Наконец, обогнув вершину Русского холма, он снова увидел проснувшийся город и был поражен пестрым зрелищем вьющихся повсюду флагов. На каждом общественном здании, на каждой гостинице, на крышах частных домов и даже в окнах квартир хлопали и развевались звезды и полосы. Морской ветерок играл ими на мачтах и реях кораблей, стоявших у причалов, на зубцах фортов Алькатрас и Буэна-Верба. Кларенс вспомнил, что накануне перевозчик рассказывал, как весть об осаде форта Самтер всколыхнула патриотические чувства во всем городе, и теперь уже нет сомнения, что штат Калифорния останется в Союзе. Кларенс смотрел на город блуждающими, растерянными глазами, и вдруг у него захватило дыхание и все перевернулось в душе.
Вдали, на форте Алькатрас, одинокая труба играла утреннюю зорю!
ЧАСТЬ II
ГЛАВА I
Наконец настала ночь, стихли гул и волнение грандиозной битвы. Дикое возбуждение, царившее здесь, на небольшом участке обширного поля боя, давно рассеялось вместе с едким пороховым дымом, вместе с вонью паленого сукна на солдатах, сраженных снарядами, вместе с запахом пота и кожи.
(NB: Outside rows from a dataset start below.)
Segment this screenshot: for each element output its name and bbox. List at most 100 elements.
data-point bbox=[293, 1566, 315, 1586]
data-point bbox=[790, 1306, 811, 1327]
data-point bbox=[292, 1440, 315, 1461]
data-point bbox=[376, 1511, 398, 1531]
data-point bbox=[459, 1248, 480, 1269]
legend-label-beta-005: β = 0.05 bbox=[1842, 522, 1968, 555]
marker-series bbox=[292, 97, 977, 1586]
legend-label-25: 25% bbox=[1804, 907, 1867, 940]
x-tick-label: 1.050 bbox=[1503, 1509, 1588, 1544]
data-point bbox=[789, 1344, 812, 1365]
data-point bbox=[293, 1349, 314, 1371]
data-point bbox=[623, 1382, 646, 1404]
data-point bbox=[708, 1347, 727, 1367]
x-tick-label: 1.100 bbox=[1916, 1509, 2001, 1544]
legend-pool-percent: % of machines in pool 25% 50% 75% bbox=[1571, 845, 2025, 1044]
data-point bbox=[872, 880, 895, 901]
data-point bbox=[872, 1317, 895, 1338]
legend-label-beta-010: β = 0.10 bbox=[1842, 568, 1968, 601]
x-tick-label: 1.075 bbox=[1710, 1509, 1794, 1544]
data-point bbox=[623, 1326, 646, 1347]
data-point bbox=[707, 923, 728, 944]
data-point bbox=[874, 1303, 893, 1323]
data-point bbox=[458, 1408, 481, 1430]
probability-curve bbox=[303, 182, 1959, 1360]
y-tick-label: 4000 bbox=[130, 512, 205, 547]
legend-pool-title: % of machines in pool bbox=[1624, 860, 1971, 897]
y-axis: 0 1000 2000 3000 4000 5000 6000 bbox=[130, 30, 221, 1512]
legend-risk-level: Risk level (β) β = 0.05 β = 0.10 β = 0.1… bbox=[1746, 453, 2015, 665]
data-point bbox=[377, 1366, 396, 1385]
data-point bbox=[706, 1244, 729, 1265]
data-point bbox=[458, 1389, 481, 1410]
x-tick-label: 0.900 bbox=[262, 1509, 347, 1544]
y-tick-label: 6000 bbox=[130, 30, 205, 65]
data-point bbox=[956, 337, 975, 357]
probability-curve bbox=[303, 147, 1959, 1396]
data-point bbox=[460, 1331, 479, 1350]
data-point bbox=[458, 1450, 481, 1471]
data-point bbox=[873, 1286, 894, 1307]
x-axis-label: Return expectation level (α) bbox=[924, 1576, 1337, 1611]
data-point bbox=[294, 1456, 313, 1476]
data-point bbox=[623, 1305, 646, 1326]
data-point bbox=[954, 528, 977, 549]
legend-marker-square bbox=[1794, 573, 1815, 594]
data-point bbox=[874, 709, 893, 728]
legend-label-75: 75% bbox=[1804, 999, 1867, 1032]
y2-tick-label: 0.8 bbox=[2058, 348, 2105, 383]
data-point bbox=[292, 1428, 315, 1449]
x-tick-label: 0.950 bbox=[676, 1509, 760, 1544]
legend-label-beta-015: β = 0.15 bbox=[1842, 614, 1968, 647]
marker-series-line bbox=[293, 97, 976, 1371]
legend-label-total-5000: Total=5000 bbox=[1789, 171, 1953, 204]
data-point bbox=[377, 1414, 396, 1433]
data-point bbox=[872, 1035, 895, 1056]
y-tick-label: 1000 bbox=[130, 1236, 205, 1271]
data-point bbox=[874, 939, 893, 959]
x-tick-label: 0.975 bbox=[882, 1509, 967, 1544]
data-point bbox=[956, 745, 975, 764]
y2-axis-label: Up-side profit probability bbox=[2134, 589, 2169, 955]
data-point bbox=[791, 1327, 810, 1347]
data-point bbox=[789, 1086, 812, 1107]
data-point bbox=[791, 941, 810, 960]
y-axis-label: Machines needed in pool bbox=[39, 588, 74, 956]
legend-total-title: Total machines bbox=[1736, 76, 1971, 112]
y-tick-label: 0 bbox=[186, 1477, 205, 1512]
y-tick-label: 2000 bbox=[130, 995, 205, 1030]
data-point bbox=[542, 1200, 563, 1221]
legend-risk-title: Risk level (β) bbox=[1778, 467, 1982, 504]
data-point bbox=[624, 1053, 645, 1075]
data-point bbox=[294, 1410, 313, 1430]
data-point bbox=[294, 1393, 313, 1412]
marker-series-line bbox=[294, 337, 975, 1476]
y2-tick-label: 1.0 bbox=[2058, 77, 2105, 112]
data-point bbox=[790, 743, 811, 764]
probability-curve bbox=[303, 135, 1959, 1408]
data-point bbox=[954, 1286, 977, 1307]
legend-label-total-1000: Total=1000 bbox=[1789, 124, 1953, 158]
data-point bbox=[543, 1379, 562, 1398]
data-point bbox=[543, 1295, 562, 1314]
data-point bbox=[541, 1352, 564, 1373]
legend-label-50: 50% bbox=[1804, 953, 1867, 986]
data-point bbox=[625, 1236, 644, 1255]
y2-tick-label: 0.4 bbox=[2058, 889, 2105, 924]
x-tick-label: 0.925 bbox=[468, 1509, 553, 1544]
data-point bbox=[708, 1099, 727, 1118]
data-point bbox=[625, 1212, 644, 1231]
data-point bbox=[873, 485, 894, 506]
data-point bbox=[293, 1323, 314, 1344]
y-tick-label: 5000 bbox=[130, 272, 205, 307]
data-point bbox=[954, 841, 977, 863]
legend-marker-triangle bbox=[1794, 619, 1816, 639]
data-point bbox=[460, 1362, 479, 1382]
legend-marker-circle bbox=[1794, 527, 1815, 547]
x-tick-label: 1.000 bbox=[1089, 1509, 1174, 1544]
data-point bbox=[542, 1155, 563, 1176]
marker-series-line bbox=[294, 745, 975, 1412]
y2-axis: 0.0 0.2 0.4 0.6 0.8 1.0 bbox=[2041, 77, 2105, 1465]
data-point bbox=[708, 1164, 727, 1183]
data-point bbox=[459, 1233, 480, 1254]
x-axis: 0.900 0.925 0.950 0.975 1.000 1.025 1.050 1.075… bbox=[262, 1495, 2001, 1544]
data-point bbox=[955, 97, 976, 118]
Бригада, занимавшая отведенный ей участок, сперва стойко оборонялась, потом была отброшена назад, опять отбивала свои позиции и, преследуя противника, окончательно ушла вперед, оставив позади лишь своих убитых, зная о ходе сражения только то, что касалось ее собственных боевых действий и передвижений. Из надвигающейся темноты потянул прохладный ветерок и вновь принес на безмолвное теперь поле боя запах развороченной окопами земли.
Но этому ужасному святилищу молчания и смерти никто не угрожал вторжением; никто отсюда не отступал.
Нескольких раненых вынесли под огнем, а большинство так и осталось на поле среди убитых, ожидая рассвета и помощи. Ибо все знали, что в этой страшной тьме носятся лошади без всадников, обезумевшие от запаха крови или от собственных ран, и яростно наскакивают на встречных; знали, что раненые солдаты, сохранившие оружие, не всегда отличают друга от врага или от вампиров-мародеров, которые раздевают ночью мертвецов и приканчивают умирающих. Одиночные выстрелы, раздававшиеся где-то во мраке, не привлекали внимания после жаркой дневной перестрелки: одной жизнью больше или меньше — что это значило по сравнению с длинным списком жертв дневного побоища!
Но с первыми лучами утреннего солнца, когда из лагеря медленно вышел санитарный взвод, страшное поле ожило словно по волшебству. На расстоянии мили за линией боя солнечные лучи осветили первую жатву смерти — там, где стояли резервы. Грудами лежали солдаты, сраженные снарядами или шрапнелью, перелетевшими линию фронта и упавшими в резервные шеренги. Поднимаясь выше, солнце осветило и зону ружейного огня — здесь убитых было больше, они лежали, как упали, сраженные наповал, навзничь, с раскинутыми руками и ногами. И странно: коснувшись этих мертвых лиц, солнце не озарило на них выражения боли и страдания, нет, скорее это было удивление и суеверное смирение. А у тех, кто, получив смертельную рану, в агонии извивался на земле, пока не застыл навек, на лицах можно было прочесть, что смерть пришла к ним как избавительница; у некоторых даже застыла на губах слабая улыбка.